The second thing would be to live this Sacramental life, to live the life of Confession where we bring things to the light, where we come to the Eucharist and receive His Body and Blood.
Then the third thing like those children, is to try and expose ourselves to as much grace as we can. Just as the parents would show them pictures or take them all over the world to give them these images of beauty and creation, when we come to Mass, it is like a fire hose of grace. We hear His voice through all the readings; we see Him as we receive the Body and Blood of our Lord.
But then we go out into the world. Think about how often we are looking at images that are other than Jesus. The average amount of screen time for the average person is now eight-and-a-half hours. We spend eight-and-a-half hours on screens. I say that because we have to have images. We have to have memories. We have to have experiences of grace not only here at the Eucharist but throughout our week.

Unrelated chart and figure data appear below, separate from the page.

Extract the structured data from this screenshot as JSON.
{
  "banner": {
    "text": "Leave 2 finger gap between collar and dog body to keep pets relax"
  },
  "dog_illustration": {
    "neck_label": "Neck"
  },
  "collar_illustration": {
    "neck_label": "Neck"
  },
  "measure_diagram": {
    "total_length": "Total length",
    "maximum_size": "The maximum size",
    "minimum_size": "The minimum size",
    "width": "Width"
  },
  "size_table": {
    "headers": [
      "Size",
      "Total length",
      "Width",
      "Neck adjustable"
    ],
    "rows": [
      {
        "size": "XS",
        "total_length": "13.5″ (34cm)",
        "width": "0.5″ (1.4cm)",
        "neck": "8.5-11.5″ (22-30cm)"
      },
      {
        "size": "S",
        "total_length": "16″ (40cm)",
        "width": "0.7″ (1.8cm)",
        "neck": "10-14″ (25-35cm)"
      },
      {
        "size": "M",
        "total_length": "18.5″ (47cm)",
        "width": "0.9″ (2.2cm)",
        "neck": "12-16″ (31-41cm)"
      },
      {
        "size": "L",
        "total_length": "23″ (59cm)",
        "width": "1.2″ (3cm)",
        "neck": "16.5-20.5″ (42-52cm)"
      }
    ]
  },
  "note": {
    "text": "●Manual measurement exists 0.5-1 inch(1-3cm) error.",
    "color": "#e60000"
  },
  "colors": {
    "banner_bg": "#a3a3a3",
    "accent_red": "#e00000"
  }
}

As we celebrate this Laetare Sunday and we come closer to Easter, just think, throughout your week, am I looking at goodness? Am I looking at beauty? Am I exposing myself to truth or am I exposing my eyes to sin? One of the greatest ways that we can see and experience God is in Eucharistic Adoration. Because when the Eucharist is exposed in the monstrance (monstrance means to see) we see the Eucharist. We are letting Him fill us with his light and fill us with his grace because we will go through dark valleys. There will be times in our life when our faith is tested beyond belief. If we have these memories to hold on to, if we have this grace to hold on to, He will see us through.
As we celebrate this Laetare Sunday, take a moment to reflect on that. Is there any darkness in my life? Is there any area of my life that does need to be exposed so that I don’t go blind? How can I most fill my life, fill my vision, fill my senses with the grace of God so that I can truly live as a child of the light. No longer blind but able to see.